Deutschlandtakt: Ein schöneres Wort, voller Heiterkeit, hätte sich die Werbeabteilung der Deutschen Bahn AG kaum ausdenken können. Im Takt steckt schließlich sowohl ein verlässlicher Rhythmus, zu dem wir uns gern und harmonisch bewegen, als auch - erkunden wir die moralische Bandbreite des Begriffs - ein Strauß an Eigenschaften, die unserer - nun ja: rabiat-unzufriedenen - Gesellschaft guttäten.

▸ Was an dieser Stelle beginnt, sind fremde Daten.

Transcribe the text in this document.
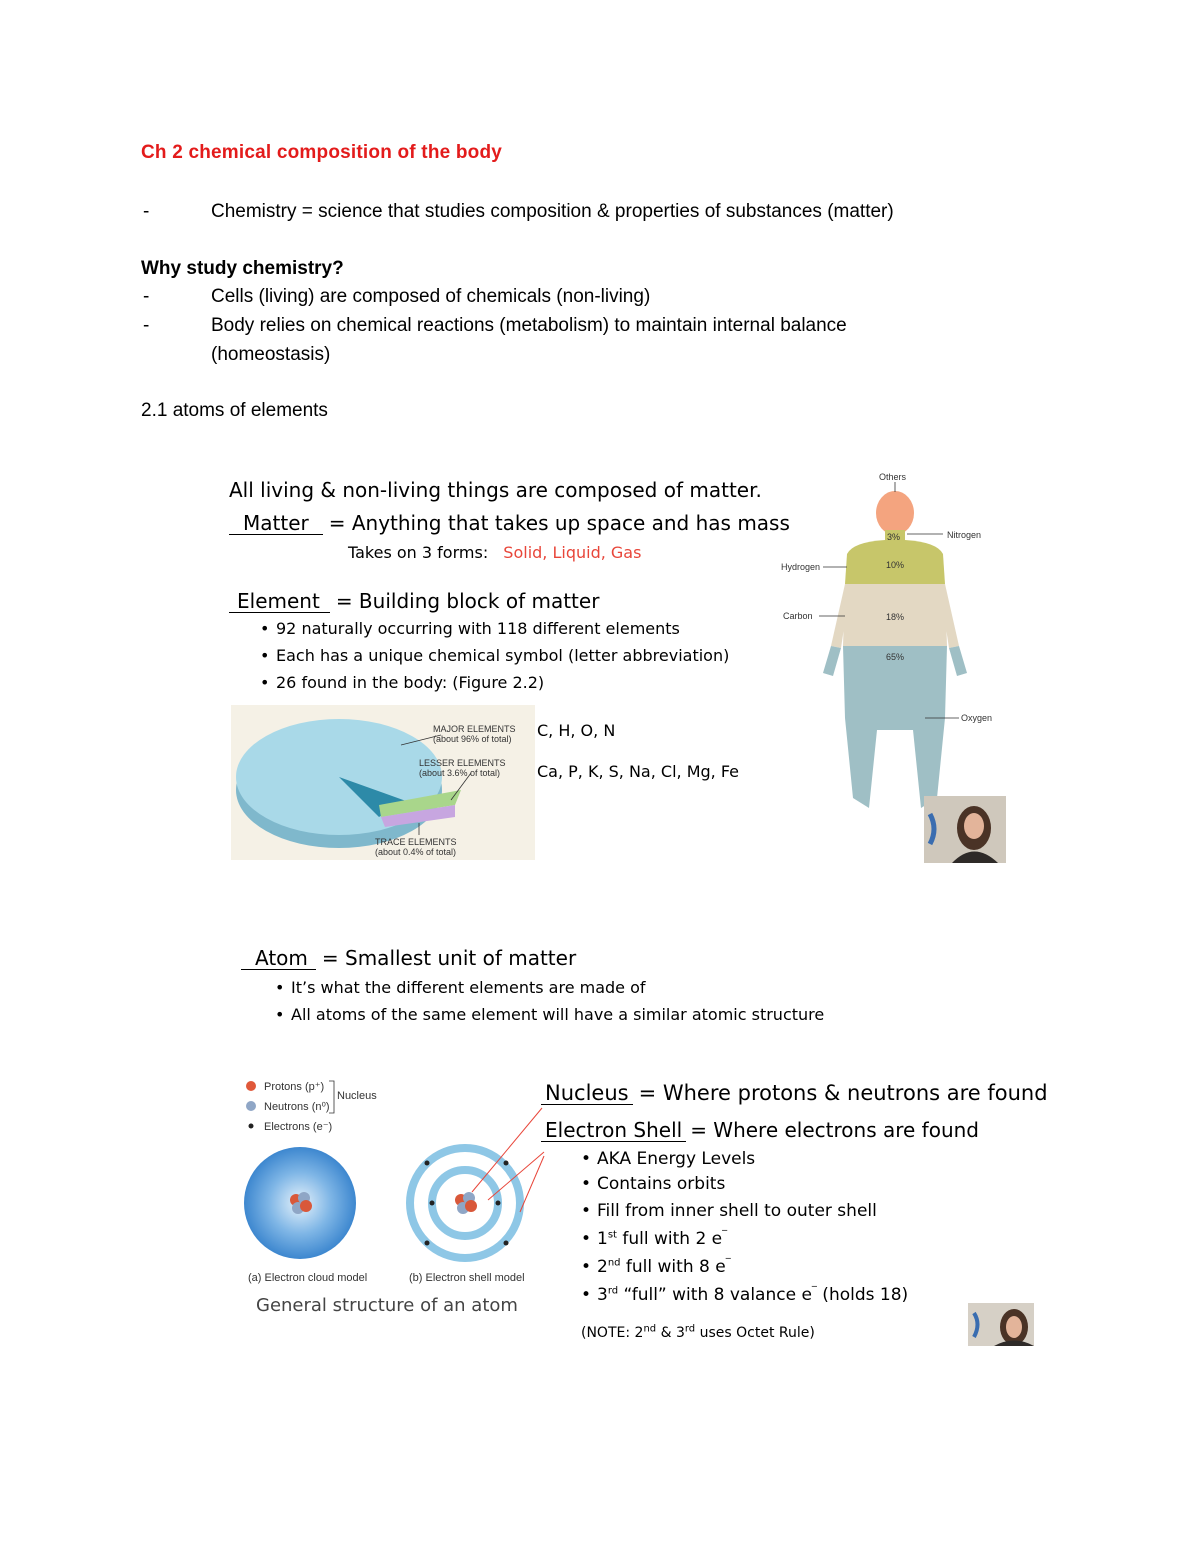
Ch 2 chemical composition of the body
-	Chemistry = science that studies composition & properties of substances (matter)
Why study chemistry?
-	Cells (living) are composed of chemicals (non-living)
-	Body relies on chemical reactions (metabolism) to maintain internal balance
(homeostasis)
2.1 atoms of elements
All living & non-living things are composed of matter.
Matter = Anything that takes up space and has mass
Takes on 3 forms: Solid, Liquid, Gas
Element = Building block of matter
• 92 naturally occurring with 118 different elements
• Each has a unique chemical symbol (letter abbreviation)
• 26 found in the body: (Figure 2.2)
MAJOR ELEMENTS
(about 96% of total)
LESSER ELEMENTS
(about 3.6% of total)
TRACE ELEMENTS
(about 0.4% of total)
C, H, O, N
Ca, P, K, S, Na, Cl, Mg, Fe
Others
Nitrogen
Hydrogen
Carbon
Oxygen
3%
10%
18%
65%
Atom = Smallest unit of matter
• It’s what the different elements are made of
• All atoms of the same element will have a similar atomic structure
Protons (p⁺)
Neutrons (n⁰)
Electrons (e⁻)
Nucleus
(a) Electron cloud model	(b) Electron shell model
General structure of an atom
Nucleus = Where protons & neutrons are found
Electron Shell = Where electrons are found
• AKA Energy Levels
• Contains orbits
• Fill from inner shell to outer shell
• 1st full with 2 e‾
• 2nd full with 8 e‾
• 3rd “full” with 8 valance e‾ (holds 18)
(NOTE: 2nd & 3rd uses Octet Rule)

Wer sehnte sich nicht nach dem Takt der Einfühlsamkeit und des Zartgefühls? Dem Takt des Miteinanders?
Zunächst aber ein Geständnis, das mir etwas unangenehm ist. Mich plagt seit jeher die Angst, ich könnte einen Zug verpassen. Ich tauche deswegen immer zu früh an der Bahnsteigkante auf. Deutlich zu früh. So auch an jenem Morgen, von dem ich berichten will. Als ich um 5 Uhr in aller Herrgottsfrühe auf Gleis 8, Berlin Hauptbahnhof tief, stehe, um den 5.30 Uhr-ICE zu nehmen, bin ich nicht allein. Der 5.06 Uhr-ICE Richtung Hamburg wartet auf die Abfahrt. 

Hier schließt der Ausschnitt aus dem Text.